Noting that developers historically have been major donors to local political races, Wear pledged to limit developer contributions to his campaign to 10% of the total funds that he receives--a figure that reflects the development and building industry’s percentage of the local job force. Calling a cap on developer contributions “sensible and fair,” Wear also challenged other 2nd District candidates to impose a similar limit on contributions to their campaigns.

Davis did not single out the development industry for limitations, but did promise to accept no more than $1,000 total from people who work for companies that have business before the City Council so that “no one questions my independence, integrity and freedom from undue influence.” Like Wear, Davis also called on her opponents to adopt the same restriction.
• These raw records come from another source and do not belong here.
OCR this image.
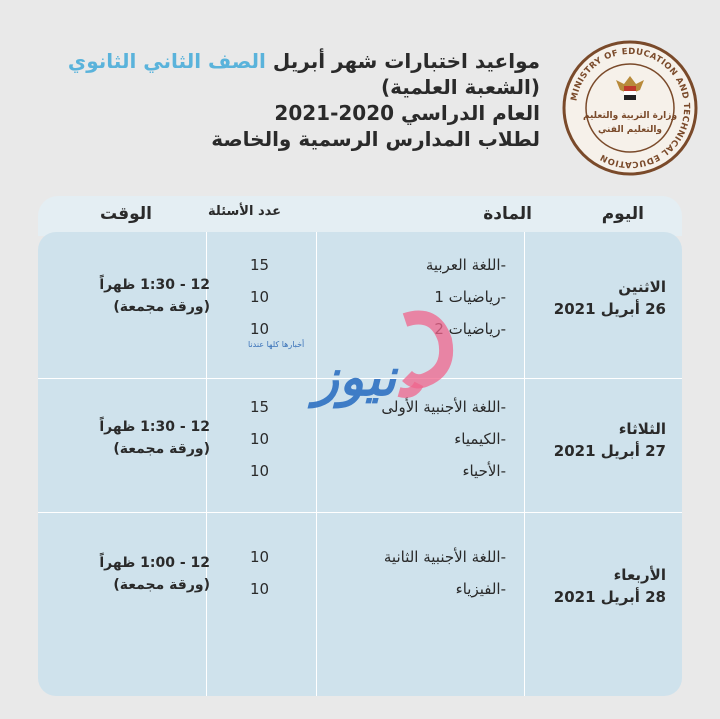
MINISTRY OF EDUCATION AND TECHNICAL EDUCATION
وزارة التربية والتعليم
والتعليم الفني
مواعيد اختبارات شهر أبريل الصف الثاني الثانوي
(الشعبة العلمية)
العام الدراسي 2020-2021
لطلاب المدارس الرسمية والخاصة
اليوم
المادة
عدد الأسئلة
الوقت
الاثنين
26 أبريل 2021
-اللغة العربية
-رياضيات 1
-رياضيات 2
15
10
10
12 - 1:30 ظهراً
(ورقة مجمعة)
الثلاثاء
27 أبريل 2021
-اللغة الأجنبية الأولى
-الكيمياء
-الأحياء
15
10
10
12 - 1:30 ظهراً
(ورقة مجمعة)
الأربعاء
28 أبريل 2021
-اللغة الأجنبية الثانية
-الفيزياء
10
10
12 - 1:00 ظهراً
(ورقة مجمعة)
نيوز
أخبارها كلها عندنا
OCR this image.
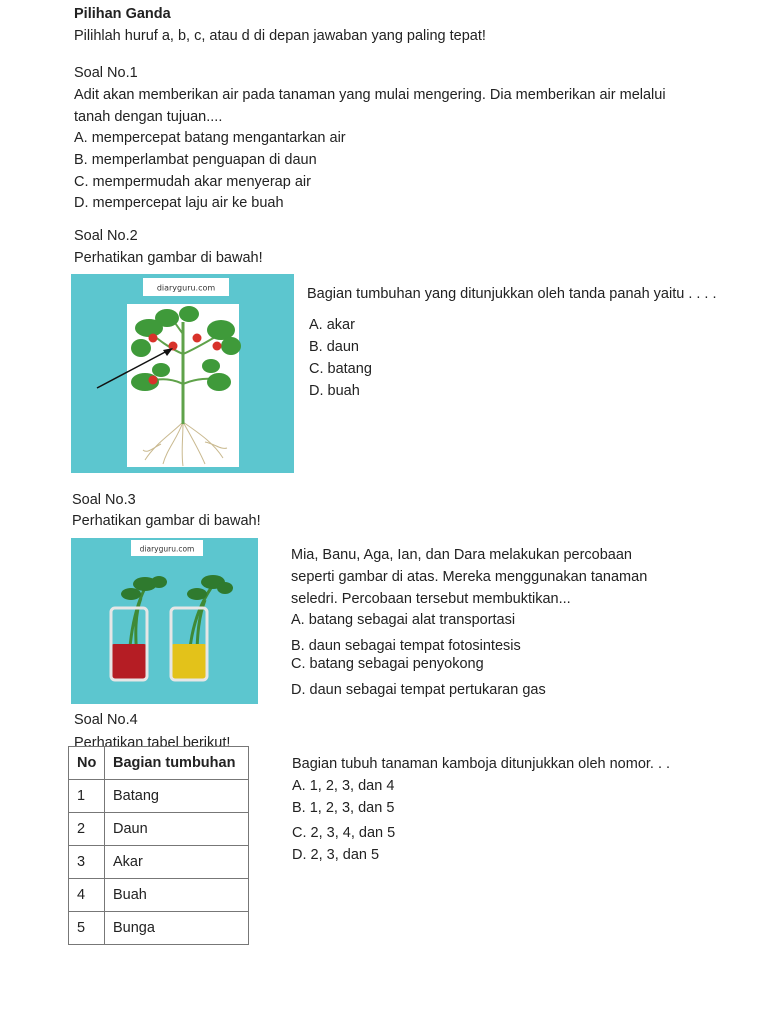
Pilihan Ganda
Pilihlah huruf a, b, c, atau d di depan jawaban yang paling tepat!
Soal No.1
Adit akan memberikan air pada tanaman yang mulai mengering. Dia memberikan air melalui
tanah dengan tujuan....
A. mempercepat batang mengantarkan air
B. memperlambat penguapan di daun
C. mempermudah akar menyerap air
D. mempercepat laju air ke buah
Soal No.2
Perhatikan gambar di bawah!
diaryguru.com	Bagian tumbuhan yang ditunjukkan oleh tanda panah yaitu . . . .
A. akar
B. daun
C. batang
D. buah
Soal No.3
Perhatikan gambar di bawah!
diaryguru.com	Mia, Banu, Aga, Ian, dan Dara melakukan percobaan
seperti gambar di atas. Mereka menggunakan tanaman
seledri. Percobaan tersebut membuktikan...
A. batang sebagai alat transportasi
B. daun sebagai tempat fotosintesis
C. batang sebagai penyokong
D. daun sebagai tempat pertukaran gas
Soal No.4
Perhatikan tabel berikut!
No	Bagian tumbuhan
1	Batang
2	Daun
3	Akar
4	Buah
5	Bunga
Bagian tubuh tanaman kamboja ditunjukkan oleh nomor. . .
A. 1, 2, 3, dan 4
B. 1, 2, 3, dan 5
C. 2, 3, 4, dan 5
D. 2, 3, dan 5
Another area of overlapping concerns between Wear and Davis involves the noise at Lindbergh Field, long a subject of controversy in the 2nd District, portions of which lie under the airport’s flight path. That problem could be addressed, Wear said, by lengthening existing late-night curfews, levying stiffer fines for curfew violations and permitting only newer, quieter aircraft to land or take off during evening and early-morning hours.

Two long shots--financial consultant Ron Schneider and magician Loch David Crane--already have declared their candidacies, and city Planning Commissioner Ron Roberts also is expected to compete in the race in the 2nd District. The district includes Ocean Beach, Mission Hills, Point Loma, Loma Portal, Old Town and parts of Hillcrest and University Heights.

The top two vote-getters in the district primary in September will face each other in the November citywide general election.